非洲豬瘟的疫調逐步完成,並未影響到爆發豬瘟疫情的養豬場以外。然而,禁宰禁運的一切源頭,來自於廚餘餵豬的風波——這條「食物循環鏈」在防疫穩定時確實節省成本、減少浪費,但一旦發生疫情,禁餵措施啟動,整個廚餘系統就失去出口,只能臨時改送焚化或掩埋。從環保到能源,從防疫到糧安,所有節點都在此刻顯露出脆弱。
我們認為,問題不在於哪個環節做錯,而在於我們從未真正把「廚餘資源化」視為國家長線建設的一部分。這次的豬瘟事件,其實是一個強化生質能源佈局的契機。
廚餘並非廢棄物,而是有潛力的生質資源。若以厭氧消化技術產沼氣,再進一步升級成生物甲烷,便能取代部分天然氣。以現行台灣食物廢棄量估算,理論上每年可轉換出超過一億立方公尺的生物甲烷,足以供應上萬戶家庭使用。若能將廚餘處理鏈納入可再生能源政策,推動中小型地區性厭氧電廠、結合堆肥與熱電聯產(CHP),這不僅可強化能源自主,也能在防疫停餵時,迅速把廚餘分流進能源系統,維持整體鏈條的穩定。
環境部近年推動堆肥與生質能,但整體仍停留在「環保分類」層級,未能與能源轉型、糧食安全、防疫政策結合起來。豬瘟事件不只讓城市瞬間沒有溫體豬可賣,更凸顯了我們在廚餘去化的「備援系統」尚未成形:廚餘轉能源的量能不足、收運機制分散、地區設施不平衡。名義上全台廚餘再利用設施量能約每日1620噸,但實際運轉率偏低,一旦廚餘全數禁餵,就有近500噸/日必須被迫丟進焚化爐。

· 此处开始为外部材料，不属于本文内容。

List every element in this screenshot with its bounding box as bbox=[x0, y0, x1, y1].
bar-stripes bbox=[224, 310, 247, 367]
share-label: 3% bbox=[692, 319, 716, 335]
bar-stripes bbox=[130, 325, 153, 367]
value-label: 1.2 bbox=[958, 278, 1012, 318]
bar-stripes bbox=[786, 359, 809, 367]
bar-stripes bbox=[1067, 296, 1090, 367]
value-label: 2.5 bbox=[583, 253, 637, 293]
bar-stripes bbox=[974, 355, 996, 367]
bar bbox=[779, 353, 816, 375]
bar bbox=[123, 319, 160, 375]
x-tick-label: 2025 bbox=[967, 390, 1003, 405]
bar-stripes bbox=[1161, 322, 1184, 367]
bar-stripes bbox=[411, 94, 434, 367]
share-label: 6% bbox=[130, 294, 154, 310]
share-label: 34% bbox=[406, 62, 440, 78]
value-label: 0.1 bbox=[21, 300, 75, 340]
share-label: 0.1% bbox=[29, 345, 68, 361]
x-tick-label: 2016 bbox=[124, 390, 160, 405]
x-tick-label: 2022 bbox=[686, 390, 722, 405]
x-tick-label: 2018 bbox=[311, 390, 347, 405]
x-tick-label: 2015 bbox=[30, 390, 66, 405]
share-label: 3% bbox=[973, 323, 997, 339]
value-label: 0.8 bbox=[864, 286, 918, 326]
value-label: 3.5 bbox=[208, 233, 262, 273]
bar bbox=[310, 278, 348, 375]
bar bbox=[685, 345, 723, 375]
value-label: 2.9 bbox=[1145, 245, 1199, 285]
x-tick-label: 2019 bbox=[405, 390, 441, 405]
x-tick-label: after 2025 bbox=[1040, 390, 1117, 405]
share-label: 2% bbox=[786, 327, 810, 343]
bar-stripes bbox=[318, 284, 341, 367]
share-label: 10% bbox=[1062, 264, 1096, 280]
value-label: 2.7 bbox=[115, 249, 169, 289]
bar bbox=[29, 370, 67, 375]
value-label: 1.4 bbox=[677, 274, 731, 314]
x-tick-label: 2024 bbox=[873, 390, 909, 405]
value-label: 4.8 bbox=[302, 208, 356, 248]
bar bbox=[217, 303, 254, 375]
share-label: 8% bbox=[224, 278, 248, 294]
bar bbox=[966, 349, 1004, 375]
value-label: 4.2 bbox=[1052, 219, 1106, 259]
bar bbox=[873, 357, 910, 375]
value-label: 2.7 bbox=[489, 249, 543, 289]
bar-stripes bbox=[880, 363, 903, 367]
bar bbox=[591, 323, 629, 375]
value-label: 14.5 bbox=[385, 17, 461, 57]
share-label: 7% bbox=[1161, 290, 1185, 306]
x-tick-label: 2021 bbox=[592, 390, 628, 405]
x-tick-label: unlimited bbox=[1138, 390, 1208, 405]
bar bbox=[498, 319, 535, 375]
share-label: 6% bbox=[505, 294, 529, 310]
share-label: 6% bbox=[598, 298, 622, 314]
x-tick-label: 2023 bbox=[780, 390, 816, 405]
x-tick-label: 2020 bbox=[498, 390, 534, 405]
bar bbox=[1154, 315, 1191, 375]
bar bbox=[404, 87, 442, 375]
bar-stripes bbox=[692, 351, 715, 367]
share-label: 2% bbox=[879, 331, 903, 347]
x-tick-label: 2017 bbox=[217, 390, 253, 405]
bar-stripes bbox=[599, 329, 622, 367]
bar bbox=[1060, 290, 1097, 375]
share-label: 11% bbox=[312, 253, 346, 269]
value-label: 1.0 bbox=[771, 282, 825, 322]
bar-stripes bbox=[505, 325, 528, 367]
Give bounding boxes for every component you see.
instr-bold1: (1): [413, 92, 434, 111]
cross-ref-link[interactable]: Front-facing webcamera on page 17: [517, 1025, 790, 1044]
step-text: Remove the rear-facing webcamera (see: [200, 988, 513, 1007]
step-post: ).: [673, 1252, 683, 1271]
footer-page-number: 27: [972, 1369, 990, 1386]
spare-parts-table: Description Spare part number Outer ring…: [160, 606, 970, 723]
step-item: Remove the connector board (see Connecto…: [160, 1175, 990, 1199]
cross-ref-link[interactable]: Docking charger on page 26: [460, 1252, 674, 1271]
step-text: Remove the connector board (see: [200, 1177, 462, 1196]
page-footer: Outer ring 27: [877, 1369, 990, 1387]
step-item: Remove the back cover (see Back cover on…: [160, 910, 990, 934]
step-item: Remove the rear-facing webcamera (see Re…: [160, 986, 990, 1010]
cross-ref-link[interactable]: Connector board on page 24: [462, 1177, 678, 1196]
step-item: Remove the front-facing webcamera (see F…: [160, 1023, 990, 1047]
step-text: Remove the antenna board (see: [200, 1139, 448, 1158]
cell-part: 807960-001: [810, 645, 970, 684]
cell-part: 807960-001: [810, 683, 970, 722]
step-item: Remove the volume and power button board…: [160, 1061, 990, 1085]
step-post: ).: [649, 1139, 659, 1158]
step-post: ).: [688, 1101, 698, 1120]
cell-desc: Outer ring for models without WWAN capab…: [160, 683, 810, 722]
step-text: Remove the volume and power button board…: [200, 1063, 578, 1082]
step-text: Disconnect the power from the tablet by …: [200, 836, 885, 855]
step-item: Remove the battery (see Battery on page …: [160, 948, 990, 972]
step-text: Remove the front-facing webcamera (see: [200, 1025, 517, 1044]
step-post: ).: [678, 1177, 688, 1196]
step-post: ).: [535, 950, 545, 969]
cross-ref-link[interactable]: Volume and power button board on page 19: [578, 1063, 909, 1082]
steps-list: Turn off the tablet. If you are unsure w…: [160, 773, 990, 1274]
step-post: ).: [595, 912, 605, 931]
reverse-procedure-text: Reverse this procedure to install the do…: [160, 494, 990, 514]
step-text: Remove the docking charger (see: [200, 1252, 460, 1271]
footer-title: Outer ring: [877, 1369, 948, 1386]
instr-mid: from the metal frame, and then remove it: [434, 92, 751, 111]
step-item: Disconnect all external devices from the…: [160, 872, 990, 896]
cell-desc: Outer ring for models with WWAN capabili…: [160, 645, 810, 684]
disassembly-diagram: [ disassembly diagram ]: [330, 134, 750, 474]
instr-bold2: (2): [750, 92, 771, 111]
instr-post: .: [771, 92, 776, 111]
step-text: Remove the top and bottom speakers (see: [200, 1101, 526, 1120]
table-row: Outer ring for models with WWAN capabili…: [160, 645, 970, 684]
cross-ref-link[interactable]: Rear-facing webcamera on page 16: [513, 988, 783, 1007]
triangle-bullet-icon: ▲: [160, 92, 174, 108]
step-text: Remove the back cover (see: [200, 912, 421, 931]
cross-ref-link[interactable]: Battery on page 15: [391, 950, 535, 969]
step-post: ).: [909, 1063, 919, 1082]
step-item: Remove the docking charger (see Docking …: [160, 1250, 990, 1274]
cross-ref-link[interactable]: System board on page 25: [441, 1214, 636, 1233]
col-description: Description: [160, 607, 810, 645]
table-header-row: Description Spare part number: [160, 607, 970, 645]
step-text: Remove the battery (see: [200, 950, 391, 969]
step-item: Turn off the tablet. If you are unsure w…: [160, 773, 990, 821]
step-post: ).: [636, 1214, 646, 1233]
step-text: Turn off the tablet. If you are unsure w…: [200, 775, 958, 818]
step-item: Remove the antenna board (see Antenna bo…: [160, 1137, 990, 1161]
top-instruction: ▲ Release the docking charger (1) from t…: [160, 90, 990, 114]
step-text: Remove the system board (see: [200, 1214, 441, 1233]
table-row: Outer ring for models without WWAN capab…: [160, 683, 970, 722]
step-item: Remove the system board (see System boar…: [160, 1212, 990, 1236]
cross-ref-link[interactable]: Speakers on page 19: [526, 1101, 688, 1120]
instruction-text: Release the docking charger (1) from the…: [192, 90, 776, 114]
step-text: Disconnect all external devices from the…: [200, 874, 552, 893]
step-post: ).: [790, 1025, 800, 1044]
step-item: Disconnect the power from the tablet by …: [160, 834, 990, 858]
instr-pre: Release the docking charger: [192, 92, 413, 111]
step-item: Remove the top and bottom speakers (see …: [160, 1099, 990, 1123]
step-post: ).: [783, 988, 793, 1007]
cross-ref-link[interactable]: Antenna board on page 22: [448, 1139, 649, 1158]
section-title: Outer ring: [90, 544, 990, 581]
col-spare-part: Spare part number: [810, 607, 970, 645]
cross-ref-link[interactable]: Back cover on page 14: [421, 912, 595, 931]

這次豬瘟事件,則再一次暴露出台灣廚餘與畜牧之間的微妙依存關係。長久以來,全台每天約兩千多噸的廚餘,有超過一半是經過高溫蒸煮後,回到養豬場成為飼料。
豬瘟的新聞看似只在畜牧場裡發生,實際上卻很快蔓延到街角的麵攤與市場。那種斷層感很直接:老闆娘說「豬肉用完了,休息一週吧」,黑白切的味道忽然變淡,水餃店貼出公告暫停營業。當供應鏈最末端的餐桌感受到震盪,這不僅是一場單純的豬瘟疫情,而是一整條防疫與資源體系的崩點。
從制度面來看,政府需要的是一個跨部會的「糧畜能源鏈」政策,而非單點治理。農業部應負責養豬端防疫及餵料監管,環境部需提升廚餘再利用技術與分流效率,經濟部則應將生質能納入能源策略主體,而不是附屬項目。更重要的是,資訊流與調度機制必須打通,讓地方政府在疫情或供應中斷時能即時切換處理模式,而非陷入一週的「無料可賣」。
豬瘟讓我們暫時吃不到溫體豬,也提醒了更深的一層事實:任何一個看似小的環節,都牽動整個島嶼的運作。
廚餘、防疫、能源,這三件原本分屬不同領域的事,現在被放在同一張桌上。倘若政府能趁這次危機推進中長線的資源化與能源化建設,也許未來當我們再次在街頭吃黑白切時,談的就不只是「豬瘟」本身,而是台灣如何讓一份黑白切、一鍋麵店高湯,乃至一碗滷肉飯背後的系統,更穩定,也更聰明。